A Track Record of Successful International Collaboration
Researchers in the Chair of Database Systems and Information Management (DIMA) at TU Berlin (TUB) and the Intelligent Analytics for Massive Data Research Department at the German Research Center for Artificial Intelligence (DFKI)  continue to remain actively engaged in international collaboration on data science and engineering problems. Among the more recent successes are the following three publications.
In joint work with Zihao Chen, Chen Xu, Weining Quian, and Aoying Zhou (all from ECNU), Juan Soto and Volker Markl (both from TUB) propose HyMAC, a system that enables iterative Machine Learning algorithms to run more efficiently on distributed dataflow systems. Their approach has the potential to speed up the process of Machine Learning with data from billions of datapoints by reducing the communication cost in dataflow systems, such as Apache Flink. Their paper, Hybrid Evaluation for Distributed Iterative Matrix Computation  will be presented at the upcoming 2021 ACM SIGMOD conference .
In joint work with Yancan Mao, Bingsheng He, and Richard Ma (all from the NUS), Jihong He (with ByteDance), Shuhao Zhang from SUTD (formerly TUB) as well as Philipp Grulich, Steffen Zeuch, and Volker Markl (all from TUB) benchmark different intra-window join algorithms on multicore architectures. An intra-window join is an important stream processing operation widely used in modern stream applications. This work’s results lead to a decision tree that guides users to select a suitable intra-window join algorithm given different application workloads, performance metrics and hardware architectures. Their paper, Parallelizing Intra-Window Join on Multicores: An Experimental Study  will be presented at the upcoming 2021 ACM SIGMOD conference.

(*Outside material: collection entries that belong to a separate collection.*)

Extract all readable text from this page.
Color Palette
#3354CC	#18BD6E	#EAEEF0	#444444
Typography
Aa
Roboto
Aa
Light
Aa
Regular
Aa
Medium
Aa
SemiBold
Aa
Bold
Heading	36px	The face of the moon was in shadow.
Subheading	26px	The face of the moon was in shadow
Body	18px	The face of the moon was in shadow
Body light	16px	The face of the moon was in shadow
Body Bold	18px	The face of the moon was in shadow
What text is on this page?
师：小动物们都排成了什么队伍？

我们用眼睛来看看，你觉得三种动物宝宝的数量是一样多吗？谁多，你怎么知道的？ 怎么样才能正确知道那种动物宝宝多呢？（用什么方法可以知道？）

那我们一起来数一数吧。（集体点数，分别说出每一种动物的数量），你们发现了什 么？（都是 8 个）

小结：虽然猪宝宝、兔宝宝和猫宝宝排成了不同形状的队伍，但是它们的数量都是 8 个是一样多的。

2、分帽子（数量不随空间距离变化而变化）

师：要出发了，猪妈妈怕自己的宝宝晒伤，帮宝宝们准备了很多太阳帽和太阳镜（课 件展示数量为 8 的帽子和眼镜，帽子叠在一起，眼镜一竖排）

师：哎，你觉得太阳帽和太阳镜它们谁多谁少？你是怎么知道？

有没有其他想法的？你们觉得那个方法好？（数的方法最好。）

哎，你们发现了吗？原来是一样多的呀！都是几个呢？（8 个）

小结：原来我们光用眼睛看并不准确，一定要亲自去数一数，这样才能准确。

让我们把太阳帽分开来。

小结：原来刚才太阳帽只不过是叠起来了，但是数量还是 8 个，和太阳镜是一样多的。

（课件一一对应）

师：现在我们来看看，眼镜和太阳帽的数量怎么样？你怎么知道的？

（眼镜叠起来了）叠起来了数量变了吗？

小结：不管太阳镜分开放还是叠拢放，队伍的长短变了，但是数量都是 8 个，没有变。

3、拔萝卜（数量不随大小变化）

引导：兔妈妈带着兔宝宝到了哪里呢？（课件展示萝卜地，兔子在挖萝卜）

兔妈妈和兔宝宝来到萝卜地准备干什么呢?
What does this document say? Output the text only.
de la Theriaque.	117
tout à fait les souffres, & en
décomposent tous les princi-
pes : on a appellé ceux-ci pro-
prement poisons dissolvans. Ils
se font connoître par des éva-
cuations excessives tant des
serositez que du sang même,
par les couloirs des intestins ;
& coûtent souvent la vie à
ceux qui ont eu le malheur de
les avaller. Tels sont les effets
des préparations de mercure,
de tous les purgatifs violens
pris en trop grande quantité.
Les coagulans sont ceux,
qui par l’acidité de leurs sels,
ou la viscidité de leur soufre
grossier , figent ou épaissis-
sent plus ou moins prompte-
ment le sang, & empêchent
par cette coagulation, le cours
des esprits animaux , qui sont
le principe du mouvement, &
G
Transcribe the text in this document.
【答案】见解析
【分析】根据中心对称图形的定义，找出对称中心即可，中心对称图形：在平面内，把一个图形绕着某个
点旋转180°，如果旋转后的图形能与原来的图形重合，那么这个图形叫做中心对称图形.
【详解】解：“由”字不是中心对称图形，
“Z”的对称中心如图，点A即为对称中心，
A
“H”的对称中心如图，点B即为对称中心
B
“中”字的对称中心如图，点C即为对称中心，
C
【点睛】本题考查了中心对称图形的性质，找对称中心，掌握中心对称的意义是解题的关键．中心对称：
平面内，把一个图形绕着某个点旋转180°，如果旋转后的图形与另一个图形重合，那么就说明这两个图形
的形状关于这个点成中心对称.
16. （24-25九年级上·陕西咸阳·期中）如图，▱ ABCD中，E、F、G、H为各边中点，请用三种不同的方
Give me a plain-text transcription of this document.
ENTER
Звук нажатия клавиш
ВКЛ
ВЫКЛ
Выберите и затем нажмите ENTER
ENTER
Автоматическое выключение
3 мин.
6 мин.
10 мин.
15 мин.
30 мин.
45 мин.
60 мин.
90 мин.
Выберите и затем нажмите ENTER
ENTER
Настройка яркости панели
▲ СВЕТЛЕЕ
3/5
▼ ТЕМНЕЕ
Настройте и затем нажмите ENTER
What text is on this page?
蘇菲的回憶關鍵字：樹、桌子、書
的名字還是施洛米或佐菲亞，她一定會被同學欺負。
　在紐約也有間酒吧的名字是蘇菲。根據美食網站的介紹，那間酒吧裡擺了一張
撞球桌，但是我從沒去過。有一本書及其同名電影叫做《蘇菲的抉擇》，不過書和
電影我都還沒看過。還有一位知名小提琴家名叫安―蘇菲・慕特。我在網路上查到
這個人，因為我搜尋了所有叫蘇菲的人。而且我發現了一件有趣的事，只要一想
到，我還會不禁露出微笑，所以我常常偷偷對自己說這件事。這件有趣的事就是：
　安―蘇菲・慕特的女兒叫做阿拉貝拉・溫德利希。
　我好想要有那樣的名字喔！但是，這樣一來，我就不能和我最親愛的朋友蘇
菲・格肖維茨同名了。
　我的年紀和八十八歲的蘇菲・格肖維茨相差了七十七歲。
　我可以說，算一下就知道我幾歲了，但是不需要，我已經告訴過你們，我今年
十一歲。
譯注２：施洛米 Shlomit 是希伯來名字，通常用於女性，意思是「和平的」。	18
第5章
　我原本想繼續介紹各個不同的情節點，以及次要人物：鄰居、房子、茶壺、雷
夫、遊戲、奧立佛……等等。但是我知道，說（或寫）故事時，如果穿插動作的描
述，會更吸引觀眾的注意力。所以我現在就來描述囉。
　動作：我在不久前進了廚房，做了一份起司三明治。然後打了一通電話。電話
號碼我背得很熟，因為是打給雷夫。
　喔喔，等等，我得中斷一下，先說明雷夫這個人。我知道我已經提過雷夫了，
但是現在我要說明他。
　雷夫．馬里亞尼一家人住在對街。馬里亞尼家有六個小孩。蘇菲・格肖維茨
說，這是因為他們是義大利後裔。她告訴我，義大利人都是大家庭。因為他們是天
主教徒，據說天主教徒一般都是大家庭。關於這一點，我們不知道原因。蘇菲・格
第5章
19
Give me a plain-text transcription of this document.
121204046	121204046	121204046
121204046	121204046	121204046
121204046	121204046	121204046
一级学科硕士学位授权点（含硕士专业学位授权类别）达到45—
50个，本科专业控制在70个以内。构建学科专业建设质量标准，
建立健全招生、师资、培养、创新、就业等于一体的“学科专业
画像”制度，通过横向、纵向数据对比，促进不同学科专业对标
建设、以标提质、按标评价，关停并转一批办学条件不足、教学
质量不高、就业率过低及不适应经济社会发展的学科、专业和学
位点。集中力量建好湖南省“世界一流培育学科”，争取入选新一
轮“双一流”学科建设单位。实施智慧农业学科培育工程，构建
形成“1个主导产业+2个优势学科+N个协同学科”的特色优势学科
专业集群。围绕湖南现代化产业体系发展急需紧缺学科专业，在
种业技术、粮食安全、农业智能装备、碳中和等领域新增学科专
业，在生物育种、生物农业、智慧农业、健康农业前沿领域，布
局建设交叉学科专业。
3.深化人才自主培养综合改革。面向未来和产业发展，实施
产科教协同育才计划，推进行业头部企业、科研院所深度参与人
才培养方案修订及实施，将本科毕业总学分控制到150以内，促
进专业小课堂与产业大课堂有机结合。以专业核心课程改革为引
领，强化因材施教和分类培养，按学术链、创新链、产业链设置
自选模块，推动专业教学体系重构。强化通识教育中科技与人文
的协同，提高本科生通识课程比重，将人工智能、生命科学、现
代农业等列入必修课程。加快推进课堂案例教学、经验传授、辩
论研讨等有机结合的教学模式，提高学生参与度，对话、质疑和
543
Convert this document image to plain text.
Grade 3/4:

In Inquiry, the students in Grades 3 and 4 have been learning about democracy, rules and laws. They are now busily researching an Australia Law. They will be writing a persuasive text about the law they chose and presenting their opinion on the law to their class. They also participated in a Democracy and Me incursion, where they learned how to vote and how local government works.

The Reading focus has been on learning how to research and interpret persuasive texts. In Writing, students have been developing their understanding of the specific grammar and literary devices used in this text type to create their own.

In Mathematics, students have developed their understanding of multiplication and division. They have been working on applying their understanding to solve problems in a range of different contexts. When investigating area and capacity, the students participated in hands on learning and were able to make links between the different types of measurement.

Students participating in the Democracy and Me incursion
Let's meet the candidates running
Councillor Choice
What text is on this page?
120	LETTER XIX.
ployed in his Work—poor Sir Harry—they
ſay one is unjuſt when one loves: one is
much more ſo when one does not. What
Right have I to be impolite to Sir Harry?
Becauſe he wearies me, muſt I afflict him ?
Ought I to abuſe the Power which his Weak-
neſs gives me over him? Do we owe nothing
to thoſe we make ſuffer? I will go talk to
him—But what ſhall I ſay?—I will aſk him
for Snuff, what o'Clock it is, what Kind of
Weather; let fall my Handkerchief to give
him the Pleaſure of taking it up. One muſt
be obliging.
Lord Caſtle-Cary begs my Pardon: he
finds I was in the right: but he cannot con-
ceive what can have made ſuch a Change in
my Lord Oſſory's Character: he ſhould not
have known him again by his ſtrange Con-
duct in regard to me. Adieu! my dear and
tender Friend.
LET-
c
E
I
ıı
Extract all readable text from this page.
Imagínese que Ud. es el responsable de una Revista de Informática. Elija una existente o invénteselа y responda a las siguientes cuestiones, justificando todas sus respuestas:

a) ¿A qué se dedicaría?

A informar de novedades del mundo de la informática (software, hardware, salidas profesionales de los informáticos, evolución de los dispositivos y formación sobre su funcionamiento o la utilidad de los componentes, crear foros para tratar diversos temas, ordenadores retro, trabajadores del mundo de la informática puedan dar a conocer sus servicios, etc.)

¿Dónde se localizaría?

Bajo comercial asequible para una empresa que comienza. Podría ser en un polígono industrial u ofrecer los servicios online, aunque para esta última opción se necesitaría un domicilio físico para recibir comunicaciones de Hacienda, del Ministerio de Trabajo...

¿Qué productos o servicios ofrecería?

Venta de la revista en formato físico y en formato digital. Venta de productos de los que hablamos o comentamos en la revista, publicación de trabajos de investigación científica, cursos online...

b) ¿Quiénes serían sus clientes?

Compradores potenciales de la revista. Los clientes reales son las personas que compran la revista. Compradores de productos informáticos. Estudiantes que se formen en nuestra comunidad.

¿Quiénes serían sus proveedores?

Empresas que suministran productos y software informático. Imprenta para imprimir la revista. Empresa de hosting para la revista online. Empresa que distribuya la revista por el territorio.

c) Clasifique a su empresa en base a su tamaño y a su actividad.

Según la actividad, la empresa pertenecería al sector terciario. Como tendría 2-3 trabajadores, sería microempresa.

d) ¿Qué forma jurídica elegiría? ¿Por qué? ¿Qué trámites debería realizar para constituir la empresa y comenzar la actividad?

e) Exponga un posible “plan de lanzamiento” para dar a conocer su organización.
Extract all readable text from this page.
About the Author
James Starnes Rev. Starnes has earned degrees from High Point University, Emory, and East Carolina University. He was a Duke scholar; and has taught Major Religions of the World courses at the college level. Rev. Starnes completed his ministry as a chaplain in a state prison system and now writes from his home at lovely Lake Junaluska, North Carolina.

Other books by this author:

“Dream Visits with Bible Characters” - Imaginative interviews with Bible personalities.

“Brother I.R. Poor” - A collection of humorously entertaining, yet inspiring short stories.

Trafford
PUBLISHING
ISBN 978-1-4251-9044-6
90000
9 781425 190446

To analyze publicly available geospatial data, city planners often use visual analytics systems, which rely on spatial queries that are computation-heavy. This poses a big challenge for visual analytics systems, making interactive responses hard to achieve. In joint work with Andreas Kipf and Ibrahim Sabek (both from MIT), Varun Pandey (from TUM), Harish Doraiswamy (formerly, with NYU) as well as Eleni Tzirita-Zacharatou and Volker Markl (both from TUB) introduce a new geospatial data processing paradigm that enables fast response times for spatial queries running on commodity hardware. Spatial data is ubiquitous, and thus this work has multiple applications beyond urban planning. Their paper, The Case for Distance-Bounded Spatial Approximations  was presented at the 2021 Conference on Innovative Data Systems Research (CIDR)  in January.